‘Mullineux Wines, South Africa, visit Piedmont’s finest, Italy’
Author: David Berry Green
Back in early October I was treated to a visit from one of South Africa’s bright young gems, Mullineux Wines, Swartland: Chris, Andrea and their first born John (‘JZ’). This is their account.
After a somewhat long and difficult trip from Amsterdam (visa issues- it’s not easy travelling as a South African sometimes!), my wife Andrea, son John and I finally found ourselves winding up the road to Serralunga on an appropriately cool and misty evening. We arrived thirsty and excited – perfect for the two-day introductory experience our kind host had arranged for us in Barolo and Barbaresco. I had been to Piedmont once before, years ago while still at University, and most of our European time has been spend in the vineyards of France and Spain, so this was to be a massive learning experience into a terroir and grape variety foreign to the three of us.
Day one was spent in Barbaresco, and first up was a visit with the husband and wife team of Theobaldo and Maria Rivella. The Rivella’s produce just one wine, their Montestefano Barbaresco, and Theobaldo first took us to visit his Montestefano vineyard that lies just next to his cellar. From a viticultural point of view it was interesting to note what a large canopy the Barbareschi employ, but as Theobaldo explained they need all the leaves they can get to properly ripen Nebbiolo, especially in this almost marginal climate! The Rivella’s produce wine on a small scale, and clearly do everything themselves (including digging out and building the bottle store under their house!). Their wine has a lovely purity and intensity to it, and is firm and tight, but fresh and giving at the same time. Wonderful stuff!
After an animated discussion on truffle hunting (I think we got Theobaldo to tell us where his best truffle hunting spot is… but will we ever know for sure??), we headed to Luca Roagna, on the other side of Barbaresco.

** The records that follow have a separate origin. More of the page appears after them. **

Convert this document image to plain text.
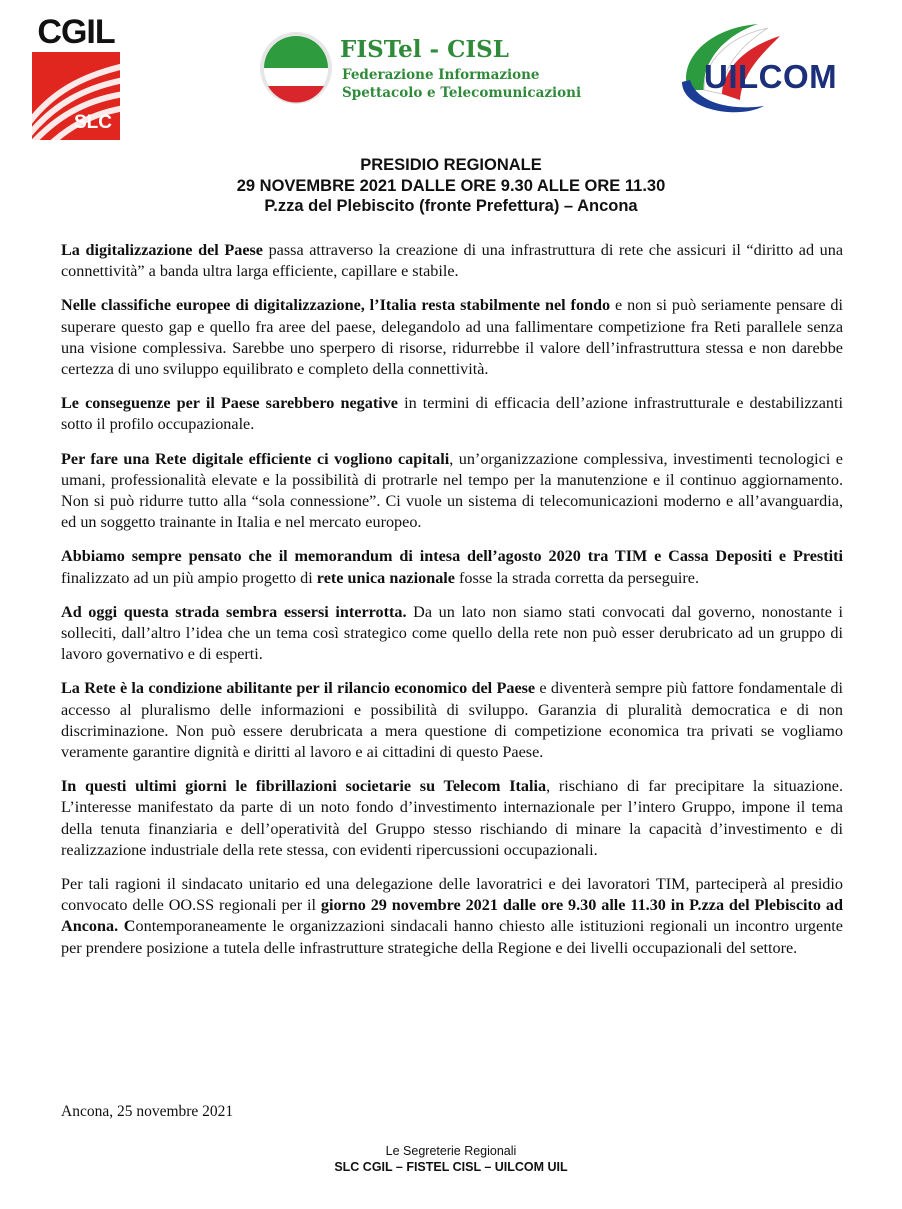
CGIL
SLC
FISTel - CISL
Federazione Informazione
Spettacolo e Telecomunicazioni	UILCOM
PRESIDIO REGIONALE
29 NOVEMBRE 2021 DALLE ORE 9.30 ALLE ORE 11.30
P.zza del Plebiscito (fronte Prefettura) – Ancona

La digitalizzazione del Paese passa attraverso la creazione di una infrastruttura di rete che assicuri il “diritto ad una connettività” a banda ultra larga efficiente, capillare e stabile.

Nelle classifiche europee di digitalizzazione, l’Italia resta stabilmente nel fondo e non si può seriamente pensare di superare questo gap e quello fra aree del paese, delegandolo ad una fallimentare competizione fra Reti parallele senza una visione complessiva. Sarebbe uno sperpero di risorse, ridurrebbe il valore dell’infrastruttura stessa e non darebbe certezza di uno sviluppo equilibrato e completo della connettività.

Le conseguenze per il Paese sarebbero negative in termini di efficacia dell’azione infrastrutturale e destabilizzanti sotto il profilo occupazionale.

Per fare una Rete digitale efficiente ci vogliono capitali, un’organizzazione complessiva, investimenti tecnologici e umani, professionalità elevate e la possibilità di protrarle nel tempo per la manutenzione e il continuo aggiornamento. Non si può ridurre tutto alla “sola connessione”. Ci vuole un sistema di telecomunicazioni moderno e all’avanguardia, ed un soggetto trainante in Italia e nel mercato europeo.

Abbiamo sempre pensato che il memorandum di intesa dell’agosto 2020 tra TIM e Cassa Depositi e Prestiti finalizzato ad un più ampio progetto di rete unica nazionale fosse la strada corretta da perseguire.

Ad oggi questa strada sembra essersi interrotta. Da un lato non siamo stati convocati dal governo, nonostante i solleciti, dall’altro l’idea che un tema così strategico come quello della rete non può esser derubricato ad un gruppo di lavoro governativo e di esperti.

La Rete è la condizione abilitante per il rilancio economico del Paese e diventerà sempre più fattore fondamentale di accesso al pluralismo delle informazioni e possibilità di sviluppo. Garanzia di pluralità democratica e di non discriminazione. Non può essere derubricata a mera questione di competizione economica tra privati se vogliamo veramente garantire dignità e diritti al lavoro e ai cittadini di questo Paese.

In questi ultimi giorni le fibrillazioni societarie su Telecom Italia, rischiano di far precipitare la situazione. L’interesse manifestato da parte di un noto fondo d’investimento internazionale per l’intero Gruppo, impone il tema della tenuta finanziaria e dell’operatività del Gruppo stesso rischiando di minare la capacità d’investimento e di realizzazione industriale della rete stessa, con evidenti ripercussioni occupazionali.

Per tali ragioni il sindacato unitario ed una delegazione delle lavoratrici e dei lavoratori TIM, parteciperà al presidio convocato delle OO.SS regionali per il giorno 29 novembre 2021 dalle ore 9.30 alle 11.30 in P.zza del Plebiscito ad Ancona. Contemporaneamente le organizzazioni sindacali hanno chiesto alle istituzioni regionali un incontro urgente per prendere posizione a tutela delle infrastrutture strategiche della Regione e dei livelli occupazionali del settore.

Ancona, 25 novembre 2021
Le Segreterie Regionali
SLC CGIL – FISTEL CISL – UILCOM UIL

After the longer than anticipated visit in the morning, we were a bit late, but there was no need to feel we were actually inconveniencing Luca. He clearly has bigger things on his mind! Once again the visit started in the vineyards, with an explanation of their natural approach to farming and winemaking. Speaking to Luca, it quickly became evident that Roagna is a family that has great respect for the traditions of their region, and this philosophy flows straight into their wines, where they are experimenting with 3 month (and longer!) macerations as their forbearers did. Otherwise, the winemaking is simple and intuitive, and the wines were naturally very subtle, with a thread of elegance threaded through their structure. It is easy to see why David likes these wines so much. Mid way through our tasting we realized we were starving and took a break to have lunch in Barbaresco, followed of course with an impromptu visit to the Produttori del Barbaresco (the local Co-Operative) before heading back to Roagna to taste (and buy!) their fascinating white wine.

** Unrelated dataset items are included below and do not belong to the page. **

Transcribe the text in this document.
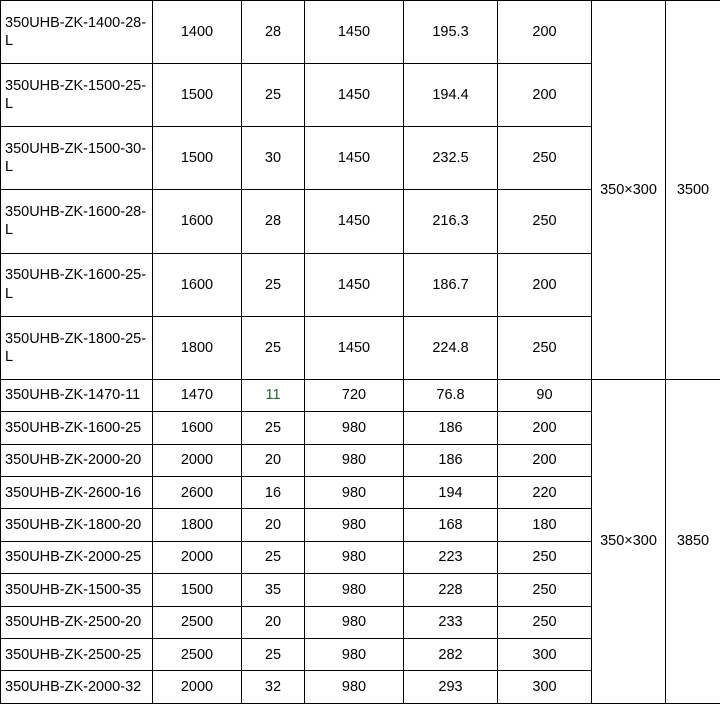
350UHB-ZK-1400-28-L	1400	28	1450	195.3	200	350×300	3500
350UHB-ZK-1500-25-L	1500	25	1450	194.4	200		
350UHB-ZK-1500-30-L	1500	30	1450	232.5	250		
350UHB-ZK-1600-28-L	1600	28	1450	216.3	250		
350UHB-ZK-1600-25-L	1600	25	1450	186.7	200		
350UHB-ZK-1800-25-L	1800	25	1450	224.8	250		
350UHB-ZK-1470-11	1470	11	720	76.8	90	350×300	3850
350UHB-ZK-1600-25	1600	25	980	186	200		
350UHB-ZK-2000-20	2000	20	980	186	200		
350UHB-ZK-2600-16	2600	16	980	194	220		
350UHB-ZK-1800-20	1800	20	980	168	180		
350UHB-ZK-2000-25	2000	25	980	223	250		
350UHB-ZK-1500-35	1500	35	980	228	250		
350UHB-ZK-2500-20	2500	20	980	233	250		
350UHB-ZK-2500-25	2500	25	980	282	300		
350UHB-ZK-2000-32	2000	32	980	293	300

Enough for one day though, and we headed back to Serralunga to unwind before lovely dinner at ristorante Castello with David, Luca, Davide Rosso and Maria Theresa Mascarello.
Day two was spent in Barolo, and started with a visit to the incredibly grounded Maria-Theresa Mascarello, of Bartolo Mascarello. It is always so humbling to visit a winery with such pedigree and history, and especially to be received in the open manner of Maria-Theresa. Her wines have incredible complexity, but what sets them apart is their sophistication and class. Maria-Theresa is somebody completely at home with her place in the winemaking world, and this shows in her highly confident wines.
Another superb lunch of incredible anti-pasti was followed by a visit to Davide Rosso of Giovanni Rosso. Fortunately (for us!) Davide was having labeling machine problems, and could take us for a visit to proudly show us his vineyards before returning to the cellar to taste his polished, structured wines. Davide is young and ambitious, and it will be interesting to follow this winery into the future.
Though each of these four wineries are different in their approach, each gave us a clear insight into the region, and together gave a superb feeling for Piedmont as a whole! David is putting a brilliant portfolio together.
That evening was our last, and we ended up at the delicious Castello ristorante in Serralunga once again for dinner with the gang – David, Luca, Maria-Theresa and Davide. This time the wines were a range of Montalcino’s David brought along, and it was fascinating to taste these blind with a group of open-minded Piedmontese winemakers. Lots of compliments…. Something my French winemaking friends might struggle to do.
Next morning we wound out of hilly region, our lives and bellies much enriched. Thanks David!
Mullineux Wines have just released their much anticipated inaugural vintage, a pair of wines from the leading Swartland region of South Africa: a 2008 White that blends Chenin Blanc with Clairette and Viognier in a Alsace-cum-Rhône fashion, and a 2008 Syrah that boasts the thrill of Crozes-Hermitage with a tad more sun.